The final list of items to complete on my end with the demo coming up soon include configuring the database, sending captured images to it, and slightly adapting this process for the scale measurement case.
On Monday I worked with Steven on writing some logic to auto-capture the image when the resolution is good enough. Thanks to the excellent camera quality (pictured below working on a watch for example), we’ve noticed better object recognition results/classification accuracies:
Again, the goal for this stage is just to generate a clear image to send to the database; the database will take care of proper recognition and update. It wouldn’t make sense to host such intensive operations on the Pi for performance reasons. With that said, it is nice to see that the algorithm classified my watch as an “analog clock,” with “stopwatch” being a somewhat valid classification all things considered.
The image is then saved to a directory and the mysql.connector() class of functions uses “blob” structures to send a relatively large set of data (an image) in the format of binaries that can be received and interpreted by the MySQL database.
Our web application implements AJAX (Asynchronous Javascript and XML) to render the user food entries on the website with corresponding nutritional information. It will render whatever is in the database, so the image will pop up on the user end when it has been entered into the DB by the application.

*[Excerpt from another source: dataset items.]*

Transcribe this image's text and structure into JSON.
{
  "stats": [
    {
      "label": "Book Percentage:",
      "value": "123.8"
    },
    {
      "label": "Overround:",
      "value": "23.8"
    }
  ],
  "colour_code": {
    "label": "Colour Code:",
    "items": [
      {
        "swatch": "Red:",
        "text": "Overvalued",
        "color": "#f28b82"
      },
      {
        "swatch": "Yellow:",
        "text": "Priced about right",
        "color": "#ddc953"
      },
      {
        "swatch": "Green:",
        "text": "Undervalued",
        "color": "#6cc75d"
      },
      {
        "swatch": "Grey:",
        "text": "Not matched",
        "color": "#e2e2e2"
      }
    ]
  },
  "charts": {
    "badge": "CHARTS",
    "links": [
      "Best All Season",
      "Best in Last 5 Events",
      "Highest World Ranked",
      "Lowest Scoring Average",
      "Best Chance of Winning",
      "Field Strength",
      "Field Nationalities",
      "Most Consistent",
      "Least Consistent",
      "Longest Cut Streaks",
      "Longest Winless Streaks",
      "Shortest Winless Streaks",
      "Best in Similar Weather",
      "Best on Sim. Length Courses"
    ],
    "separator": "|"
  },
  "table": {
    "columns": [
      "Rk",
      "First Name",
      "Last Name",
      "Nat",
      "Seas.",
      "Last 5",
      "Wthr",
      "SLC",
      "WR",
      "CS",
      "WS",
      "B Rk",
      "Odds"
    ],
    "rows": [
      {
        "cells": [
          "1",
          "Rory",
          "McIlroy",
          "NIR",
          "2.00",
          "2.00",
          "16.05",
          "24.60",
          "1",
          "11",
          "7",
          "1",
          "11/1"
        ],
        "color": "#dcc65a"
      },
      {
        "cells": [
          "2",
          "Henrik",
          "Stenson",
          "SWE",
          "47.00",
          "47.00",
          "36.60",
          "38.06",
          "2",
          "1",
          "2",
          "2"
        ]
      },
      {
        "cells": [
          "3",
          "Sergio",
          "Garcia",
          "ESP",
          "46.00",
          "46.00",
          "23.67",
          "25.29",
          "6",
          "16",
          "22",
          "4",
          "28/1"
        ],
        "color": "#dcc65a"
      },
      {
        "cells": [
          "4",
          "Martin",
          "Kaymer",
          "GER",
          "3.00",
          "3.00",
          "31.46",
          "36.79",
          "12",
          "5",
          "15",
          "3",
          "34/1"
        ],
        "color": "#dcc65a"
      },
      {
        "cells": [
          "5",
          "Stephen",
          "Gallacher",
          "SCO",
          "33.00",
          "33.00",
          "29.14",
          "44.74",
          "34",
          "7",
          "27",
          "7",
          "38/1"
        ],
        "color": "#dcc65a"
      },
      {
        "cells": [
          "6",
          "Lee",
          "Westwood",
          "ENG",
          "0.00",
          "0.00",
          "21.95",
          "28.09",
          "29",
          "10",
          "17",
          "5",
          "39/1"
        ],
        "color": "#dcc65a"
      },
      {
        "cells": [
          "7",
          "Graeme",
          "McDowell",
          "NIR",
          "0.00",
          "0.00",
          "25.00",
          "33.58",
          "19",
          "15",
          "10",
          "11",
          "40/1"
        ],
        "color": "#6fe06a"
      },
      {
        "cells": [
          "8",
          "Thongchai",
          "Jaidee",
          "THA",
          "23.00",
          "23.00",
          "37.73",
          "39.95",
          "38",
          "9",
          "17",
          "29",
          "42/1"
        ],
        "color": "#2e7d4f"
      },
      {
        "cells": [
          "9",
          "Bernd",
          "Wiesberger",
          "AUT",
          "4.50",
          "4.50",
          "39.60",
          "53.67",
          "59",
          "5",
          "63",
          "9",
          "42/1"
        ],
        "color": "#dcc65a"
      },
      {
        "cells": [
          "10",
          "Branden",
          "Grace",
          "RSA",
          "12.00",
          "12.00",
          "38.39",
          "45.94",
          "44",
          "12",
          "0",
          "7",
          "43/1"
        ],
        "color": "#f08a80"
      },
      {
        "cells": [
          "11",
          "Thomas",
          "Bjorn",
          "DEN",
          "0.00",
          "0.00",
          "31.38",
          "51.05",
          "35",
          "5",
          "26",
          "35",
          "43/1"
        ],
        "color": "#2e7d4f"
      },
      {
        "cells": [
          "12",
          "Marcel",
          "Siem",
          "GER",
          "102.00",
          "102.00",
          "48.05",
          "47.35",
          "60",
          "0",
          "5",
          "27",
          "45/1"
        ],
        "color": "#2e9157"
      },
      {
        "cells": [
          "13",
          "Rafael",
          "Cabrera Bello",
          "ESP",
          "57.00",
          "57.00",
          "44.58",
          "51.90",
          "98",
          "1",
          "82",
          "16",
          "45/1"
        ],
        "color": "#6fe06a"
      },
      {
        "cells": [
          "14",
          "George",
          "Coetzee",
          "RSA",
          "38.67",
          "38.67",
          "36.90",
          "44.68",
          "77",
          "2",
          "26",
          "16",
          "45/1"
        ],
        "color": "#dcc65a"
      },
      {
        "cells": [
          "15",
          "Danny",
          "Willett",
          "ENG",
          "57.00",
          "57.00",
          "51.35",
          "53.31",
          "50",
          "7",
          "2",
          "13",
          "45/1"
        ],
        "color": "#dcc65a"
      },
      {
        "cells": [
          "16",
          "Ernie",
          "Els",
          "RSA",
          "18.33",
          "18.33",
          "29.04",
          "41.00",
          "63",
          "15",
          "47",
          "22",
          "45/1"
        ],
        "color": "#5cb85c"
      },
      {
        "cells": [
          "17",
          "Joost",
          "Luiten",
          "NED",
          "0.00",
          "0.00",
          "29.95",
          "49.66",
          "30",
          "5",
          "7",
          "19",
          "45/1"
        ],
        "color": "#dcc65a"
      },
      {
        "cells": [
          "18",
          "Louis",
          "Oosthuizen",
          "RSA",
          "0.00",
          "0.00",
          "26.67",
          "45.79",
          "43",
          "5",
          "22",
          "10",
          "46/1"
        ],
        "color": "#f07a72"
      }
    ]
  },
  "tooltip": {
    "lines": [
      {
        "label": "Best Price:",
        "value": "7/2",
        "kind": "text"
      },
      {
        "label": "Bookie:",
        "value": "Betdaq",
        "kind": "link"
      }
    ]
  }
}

The other item to complete is the same process but for text recognition on the scale reading. This is easier because we just need to communicate scale numbers (much smaller data types than pictures) over to mySQL. It involves building off existing frameworks but modifying them around a digit recognition algorithm as opposed to image classification.
As such, our primary focus is trying to optimize and improve the accuracy of all the subsystems we have implemented thus far. Efforts have been more group-oriented now than ever before so we can patch up the areas that need improvement to allow for as smooth a demo as possible.